Çocuk bakıcılığı yapmak üzere Amerika’dan İngiltere’ye gelir Greta (Lauren Cohen). Yaşamış olduklarını arkasında bırakmak, acılarından bir süreliğine bile olsun kaçmak ve geleceğe umut dolu bir başlangıç yapmak için kat etmiştir onca yüzlerce kilometreyi. Kocaman bir bahçenin içinde, güneşi örten ağaçların arasında şehirden ve ötekilerden uzak yer alan bu büyük köşk hayatıyla arasına biraz mesafe koymak adına iyi bir fırsat gibi görünür. William Brent Bell imzası taşıyan “The Boy” (Lanetli Çocuk) Greta’nın köşkteki gerçekle yüzleşme serüvenini bolca gerilimle anlatan nefes kesici bir korku.
İlk olarak ailedeki gariplikle tanışır Greta, zira aklındaki aileden çok daha farklı bir manzara vardır karşısında.
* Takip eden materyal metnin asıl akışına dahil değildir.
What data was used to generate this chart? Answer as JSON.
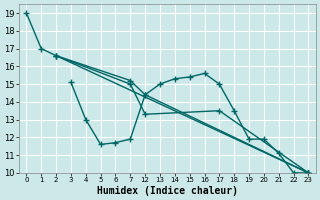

Yaşlı anne ile baba, kucaklarında gezdirdikleri porselen bir oyuncak bebekten bahsetmektedir çocukları olarak. Brahms’ın oğlu yerine koyan Bayan Heelshire her anne gibi çocuğuyla ilgilenir, onun için en iyisini ister ve onu biraz da şımartır. “Farklı” olduğunu mütemadiyen tekrarladığını Brahms’ı belli kurallar çerçevesinde yetiştirmeye çabalar ve yokluğunda evladına bakacak olan Greta’dan da aynı itinayı bekler. Ailenin (haliyle) delirmiş olduğunu düşünen Greta gerçekte neler olup bittiğini Malcolm’dan, düzenli olarak evin ihtiyaçlarını getiren market sahibinden öğrendiğinde ise duyduğu acıma duygusuyla kabullenmiş gibi davranın durumu. Ancak Bay ve Bayan Heelshire evden gittikten sonra bu saçmalığa son verir ve korkunç bakışlarıyla insanın içini ürperten Brahms’ı bir kenara bırakır. Brahms’ın geçen kısa bir sürenin ardından korkulan olan ve Greta evdeki gariplikle tanışır. İnanması zor bu gerçeği kabullendikten ve yaşadıklarının bir hayal olmadığını öğrendikten sonra ise kendini bu gerçeğe kaptırır ve asıl olanı unutuverir.
Başından sonuna dek izleyicide bir beklenti yaratan The Boy, iki twistle beklenmedik bir hikayeyle ilerleyerek izleyiciyi şaşırtmayı başarıyor. Klişelerin akıllarda bıraktığı izlerden faydalanarak izleyici istediği beklentiye sokuyor olmasıyla da özünde psikolojik bir gerilim olan filmi korku atmosferine bürüyor. Greta’nın geçmişiyle kurduğu bağlantıyla farklı yöne sürüklenen hikaye, evdeki gerçeklerle kurduğu ilişkiyle yeniden canlanıyor. Korku objesi olarak yalnızca evi kullanmaması, ana karakterin –az da olsa– duygusal dünyasını dahil etmesiyle de ayrıca keyifli. Korku sevmeyenleri bile memnun bırakacak bir iş.